The proper identification of indicators of compromise (IoCs) — whether generated from misguided negligence, a well-intentioned operational change, or the acts of a malicious insider or external attacker via compromised account credentials — often occurs only after data exfiltration has succeeded.
Fortunately, IT infrastructure (secifically, application processes, workloads, sessions, and network connections) doesn't lie. It tells the tale with a trail of threat crumbs that can be observed well before the breach has done its damage. And to find and collect those crumbs, targeted monitoring of IT infrastructure and application behavior remains the most effective way to detect and hopefully shut down attacks in progress.
Let's consider which specific crumbs, or telemetry, are best to use and how they can help organizations respond to threats earlier in the kill chain.
It all starts with a process. Consider a shell script or Java app — the time, process identifier (pid), arguments, and checksum of the process are all important factors.
For instance, in brute-force or other more sophisticated attacks, a rogue change in process behavior offers the first IoC — like the result of an attacker living off the land. So, implementing techniques with the fidelity to detect rogue process behavior is a critical front-line defense.
Modern business applications are distributed across the enterprise and its data centers and cloud instances. With their network traffic flowing across these different environments, between their APIs, with Internet of Things platforms and now leveraging containers and microservices, network metrics without context are useless. It is essential to have in-depth understanding of both interprocess and interapplication network traffic to gain and develop the context necessary to understand what's normal and what's not.
For example, many of the most recent high-profile breaches with exfiltration have exploited the compromise of privileged, non-human, service account credentials. One way to detect this type of attack is to graph network traffic to and from an application or business service as well as its underlying process activity — namely, its pid, executed commands, and arguments, and even resulting changes in its network connections. Access to this time-series data with real-time alerting for leading and trailing forensics can help ensure infosec teams aren't late to the party.
Observing only process data is insufficient and doesn't matter if it's the commercial off-the-shelf (COTS) or operational support system (OSS) variety. Instead, it's necessary to verify and validate that no Web application resource (WAR) files, binaries, secrets, or configurations have been compromised. This may be accomplished via file system scans and focused tests against manifests or checksums.
However, a better practice is to build this capability into the toolchain. An emerging threat carries the risk of polluting build systems — perhaps by an insider or maybe through an upstream dependency. Putting measures in place to monitor the software that is built and deployed is critical. An unfortunate example of this would be a compromise of a library that Ruby's strong password library depends on. At the very least, organizations should measure ownership, permissions, and checksums and build assurance into the toolchain to yield metrics during test, release, and operation.

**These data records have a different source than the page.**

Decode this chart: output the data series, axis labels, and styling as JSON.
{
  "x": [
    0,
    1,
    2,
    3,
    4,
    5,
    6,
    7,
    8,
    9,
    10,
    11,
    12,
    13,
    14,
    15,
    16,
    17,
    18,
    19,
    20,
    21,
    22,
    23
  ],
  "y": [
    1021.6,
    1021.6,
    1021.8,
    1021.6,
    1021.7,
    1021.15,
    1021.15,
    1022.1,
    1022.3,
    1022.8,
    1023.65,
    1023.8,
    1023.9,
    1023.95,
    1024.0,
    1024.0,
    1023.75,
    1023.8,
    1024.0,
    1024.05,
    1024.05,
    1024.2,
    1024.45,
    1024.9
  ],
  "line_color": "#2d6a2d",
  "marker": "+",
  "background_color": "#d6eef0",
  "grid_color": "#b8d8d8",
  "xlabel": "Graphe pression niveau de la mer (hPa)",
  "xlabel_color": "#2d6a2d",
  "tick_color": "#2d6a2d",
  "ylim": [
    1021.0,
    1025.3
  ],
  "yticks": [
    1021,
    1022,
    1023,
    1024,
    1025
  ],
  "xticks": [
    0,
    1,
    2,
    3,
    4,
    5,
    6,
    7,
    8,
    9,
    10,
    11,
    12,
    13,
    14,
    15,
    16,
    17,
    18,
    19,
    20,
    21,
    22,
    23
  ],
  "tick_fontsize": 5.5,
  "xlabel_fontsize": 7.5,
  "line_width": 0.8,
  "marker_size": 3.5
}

Many organizations already implement controls on users and are perhaps even using UEBA. However, many users don't exist in the directory and are not part of user management processes. System and service accounts litter systems. Yet they are the backbone of the infrastructure servicing Web, application and RDBMS servers. These are the accounts that must be observed with context to avoid taking action on an account upon which business services depend.
For example, while an Apache user should never log in, the Oracle user should be allowed to but only by a small, whitelisted number of users and from predetermined, controlled locations.
Infosec and attacker philosophies are orthogonal — while the endpoint is the unit of measure for IT, the attacker's currency is the target's data. And attackers look to exploit any weakness in the network, UI, APIs, or operating systems to get to it. To realign, organizations must observe an entire service and how services interact.
To illustrate, should the fact that the CPU spiked on an application server or, conversely, that it dropped, be investigated? The only way to make that determination is by knowing the context. Was there a planned change, or a new product or geography launched? Is a campaign being run? A macro-level view is the only way to avoid false positives. Leveraging information from service delivery automation helps make organizations more change-aware, by adding more depth to the context of events.
Let's cement this with another example. In preparation for a product launch, an organization pre-provisions four times more capacity in their Web and application server tier and redistributes the load using HAProxy. Before the launch, no security alerts are generated and therefore the organization is unaware that there is now additional capacity. On launch day, there's a huge increase in volume on the database servers, which might otherwise indicate that perimeter defenses have been breached and confidential customer data accessed.
Bringing It Together
Taken in isolation, each of the metrics discussed lose their value without context. The full picture of relationships between apps and their underlying hardware platforms, operating systems, network connections, performance, processes, and the identities and time of usage are required to detect threats as they unfold.